The opening line of the opening poem, “Man Going” (one of my favorites), demonstrates the reason for such a focus. “What is on earth that tenses,” the line asks. The inevitable answer, of course, is mankind, the one creature on earth that bears the weight of consciousness, of knowledge, of contemplation of the possibility of ruin; the one creature that might pause to consider the significance of “a meteor sifting through Leo’s flank,” and taken a step further, might even write it down and follow it with the question, “How may we see beyond this,” and then answer that question with the Wordsworthian suggestion that we “ease back to warm sand / and the sucking sea/ and feed on ruins of strange fish.”

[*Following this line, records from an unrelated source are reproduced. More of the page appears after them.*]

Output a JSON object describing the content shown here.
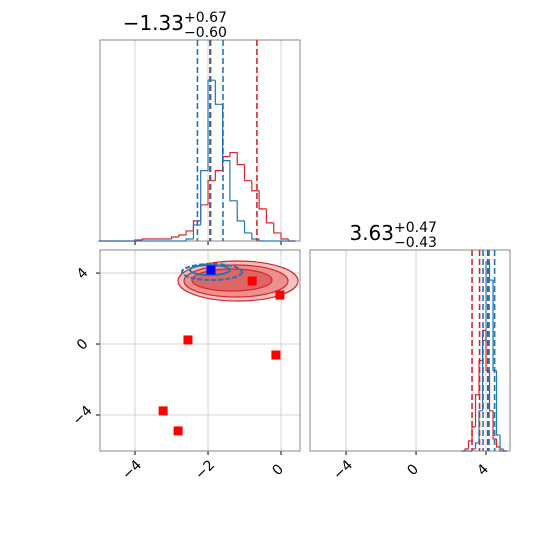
{
  "chart_data": [
    {
      "type": "histogram",
      "title": "−1.33",
      "title_sup": "+0.67",
      "title_sub": "−0.60",
      "bins": [
        -5.0,
        -4.8,
        -4.6,
        -4.4,
        -4.2,
        -4.0,
        -3.8,
        -3.6,
        -3.4,
        -3.2,
        -3.0,
        -2.8,
        -2.6,
        -2.4,
        -2.2,
        -2.0,
        -1.8,
        -1.6,
        -1.4,
        -1.2,
        -1.0,
        -0.8,
        -0.6,
        -0.4,
        -0.2,
        0.0,
        0.2,
        0.4
      ],
      "series": [
        {
          "color": "#d62728",
          "values": [
            0,
            0,
            0,
            0,
            0,
            0.5,
            1,
            1,
            1,
            1,
            2,
            3,
            5,
            10,
            18,
            30,
            35,
            42,
            44,
            38,
            30,
            25,
            16,
            9,
            4,
            1,
            0
          ]
        },
        {
          "color": "#1f77b4",
          "values": [
            0,
            0,
            0,
            0,
            0,
            0,
            0,
            0,
            0,
            0,
            0,
            0,
            1,
            8,
            35,
            80,
            68,
            40,
            20,
            10,
            4,
            1,
            0,
            0,
            0,
            0,
            0
          ]
        }
      ],
      "quantile_lines": [
        {
          "color": "#d62728",
          "values": [
            -1.93,
            -0.66
          ]
        },
        {
          "color": "#1f77b4",
          "values": [
            -2.29,
            -1.95,
            -1.59
          ]
        }
      ],
      "xlim": [
        -4.96,
        0.52
      ],
      "ylim": [
        0,
        100
      ],
      "xticks": [
        {
          "value": -4,
          "label": "−4"
        },
        {
          "value": -2,
          "label": "−2"
        },
        0
      ],
      "xtick_labels": false,
      "grid": true
    },
    {
      "type": "scatter",
      "series": [
        {
          "color": "#ff0000",
          "x": [
            -0.79,
            -0.03,
            -2.55,
            -0.14,
            -3.23,
            -2.82
          ],
          "y": [
            3.55,
            2.76,
            0.23,
            -0.62,
            -3.77,
            -4.9
          ]
        },
        {
          "color": "#0000ff",
          "x": [
            -1.92
          ],
          "y": [
            4.17
          ]
        }
      ],
      "xlim": [
        -4.96,
        0.52
      ],
      "ylim": [
        -6.03,
        5.3
      ],
      "xticks": [
        {
          "value": -4,
          "label": "−4"
        },
        {
          "value": -2,
          "label": "−2"
        },
        0
      ],
      "yticks": [
        {
          "value": -4,
          "label": "−4"
        },
        0,
        4
      ],
      "xtick_labels": true,
      "grid": true
    },
    {
      "type": "histogram",
      "title": "3.63",
      "title_sup": "+0.47",
      "title_sub": "−0.43",
      "bins": [
        2.6,
        2.8,
        3.0,
        3.2,
        3.4,
        3.6,
        3.8,
        4.0,
        4.2,
        4.4,
        4.6,
        4.8,
        5.0,
        5.2
      ],
      "series": [
        {
          "color": "#d62728",
          "values": [
            0,
            1,
            5,
            12,
            28,
            45,
            60,
            40,
            20,
            6,
            2,
            0,
            0
          ]
        },
        {
          "color": "#1f77b4",
          "values": [
            0,
            0,
            0,
            1,
            4,
            20,
            55,
            94,
            85,
            40,
            8,
            1,
            0
          ]
        }
      ],
      "quantile_lines": [
        {
          "color": "#d62728",
          "values": [
            3.2,
            3.63,
            4.1
          ]
        },
        {
          "color": "#1f77b4",
          "values": [
            3.83,
            4.17,
            4.49
          ]
        }
      ],
      "xlim": [
        -6.06,
        5.37
      ],
      "ylim": [
        0,
        100
      ],
      "xticks": [
        {
          "value": -4,
          "label": "−4"
        },
        0,
        4
      ],
      "xtick_labels": true,
      "grid": true
    }
  ]
}
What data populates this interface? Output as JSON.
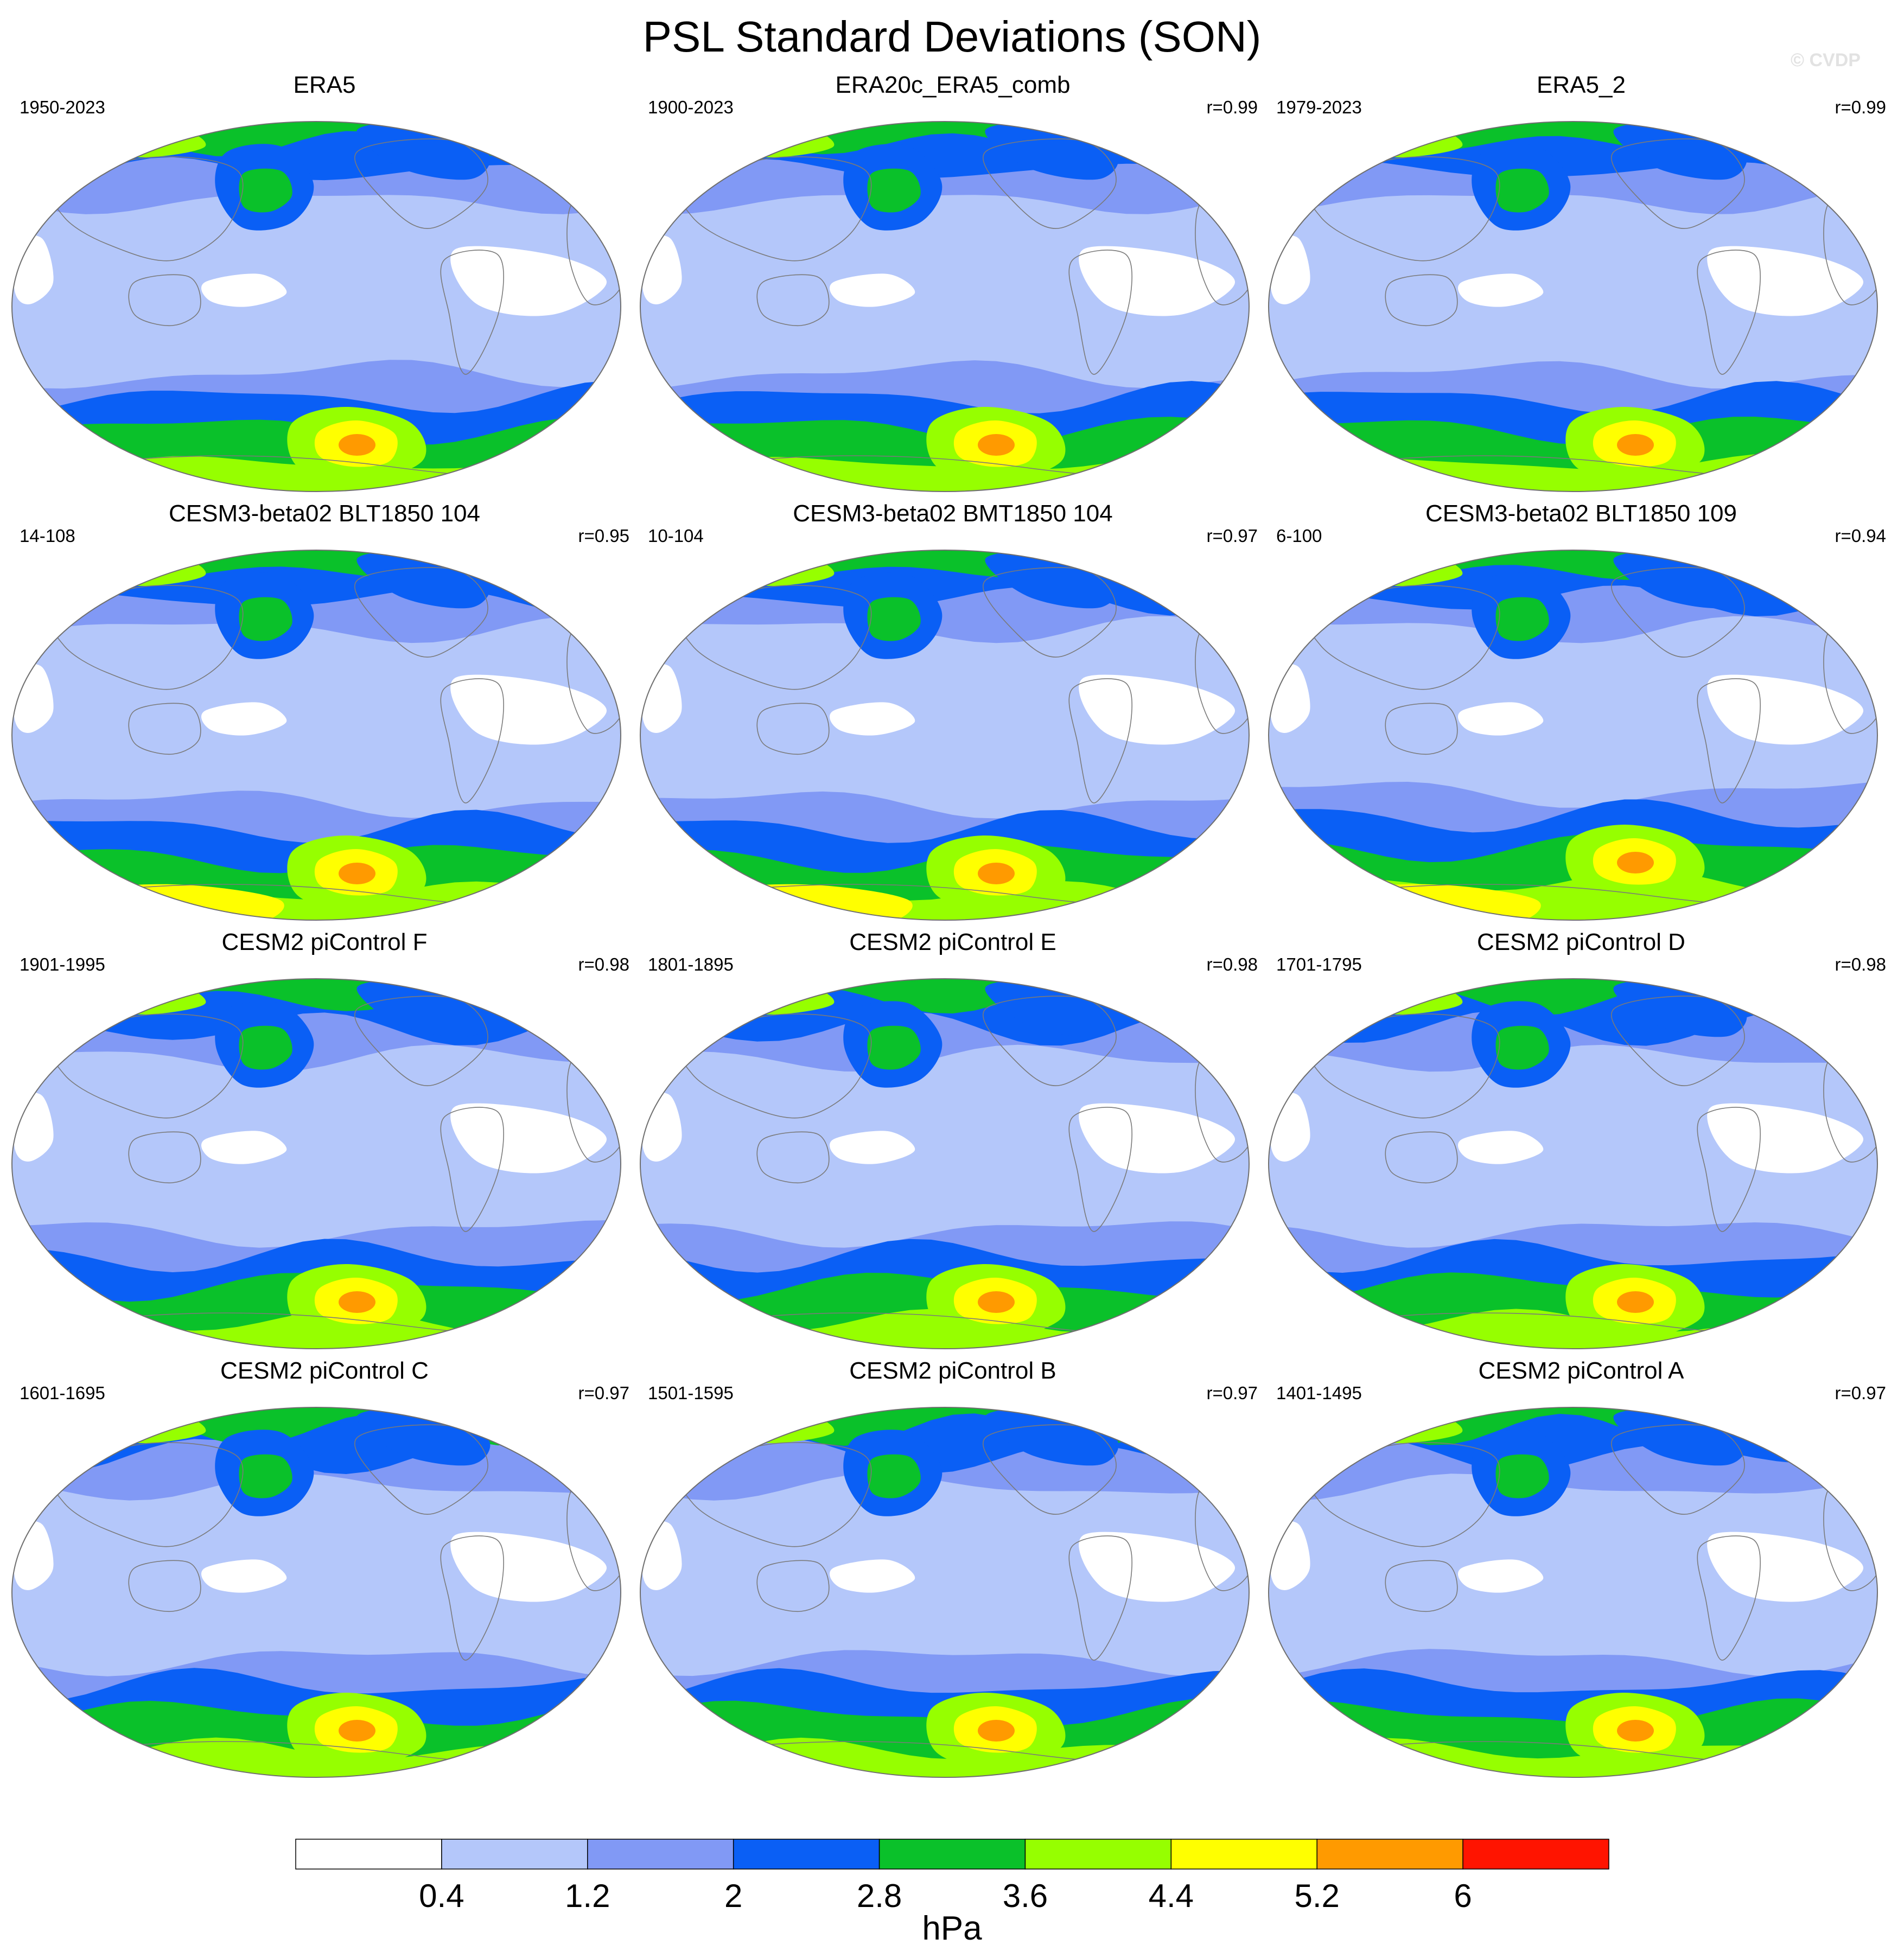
{
  "title": "PSL Standard Deviations (SON)",
  "watermark": "© CVDP",
  "colorbar": {
    "units": "hPa",
    "levels": [
      "0.4",
      "1.2",
      "2",
      "2.8",
      "3.6",
      "4.4",
      "5.2",
      "6"
    ],
    "colors": [
      "#ffffff",
      "#b4c7fa",
      "#8199f5",
      "#0a5ff5",
      "#0ac12a",
      "#96ff00",
      "#ffff00",
      "#ff9a00",
      "#ff1400"
    ]
  },
  "panels": [
    {
      "title": "ERA5",
      "period": "1950-2023",
      "corr": ""
    },
    {
      "title": "ERA20c_ERA5_comb",
      "period": "1900-2023",
      "corr": "r=0.99"
    },
    {
      "title": "ERA5_2",
      "period": "1979-2023",
      "corr": "r=0.99"
    },
    {
      "title": "CESM3-beta02 BLT1850 104",
      "period": "14-108",
      "corr": "r=0.95"
    },
    {
      "title": "CESM3-beta02 BMT1850 104",
      "period": "10-104",
      "corr": "r=0.97"
    },
    {
      "title": "CESM3-beta02 BLT1850 109",
      "period": "6-100",
      "corr": "r=0.94"
    },
    {
      "title": "CESM2 piControl F",
      "period": "1901-1995",
      "corr": "r=0.98"
    },
    {
      "title": "CESM2 piControl E",
      "period": "1801-1895",
      "corr": "r=0.98"
    },
    {
      "title": "CESM2 piControl D",
      "period": "1701-1795",
      "corr": "r=0.98"
    },
    {
      "title": "CESM2 piControl C",
      "period": "1601-1695",
      "corr": "r=0.97"
    },
    {
      "title": "CESM2 piControl B",
      "period": "1501-1595",
      "corr": "r=0.97"
    },
    {
      "title": "CESM2 piControl A",
      "period": "1401-1495",
      "corr": "r=0.97"
    }
  ]
}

Thus, with the license granted by such an understanding of the uniqueness of mankind’s place on earth, Johnson ventures out into a wide range of human perspectives, sometimes his own, but just as often reinvigorating the circumstances of Marcus Aurelius, Juvenal, Hadrian, Caracalla, and many others. From these perspectives Johnson shares what it did or what it might have felt like to be there. Given his awareness of the temporal pageant of human history against the larger, more “automatic” pageant of natural history, one might wonder what Johnson offers us in the way of not just experiencing but understanding. The answer is just this — that our greatest defense is our appreciation of the vitality, the potential, of the single moment. Thus, as a reminder of this fact, in a poem perfectly titled “Once,” Johnson shows us an ironic younger speaker lacking that understanding: “The rarest creature of earth, / and I saw one, fallen to earth, / but less precious to me than the helicopter / which had sliced and dipped so silverly.”

It is no surprise that Johnson’s photo on the back cover of Veins shows him standing at Keats’ grave. The stance these poems encourage is the belief that life is best experienced in the full consciousness of human history but without the distorting, perhaps even blinding, influence of prejudice or expectation. Could there be a better definition of negative capability than that?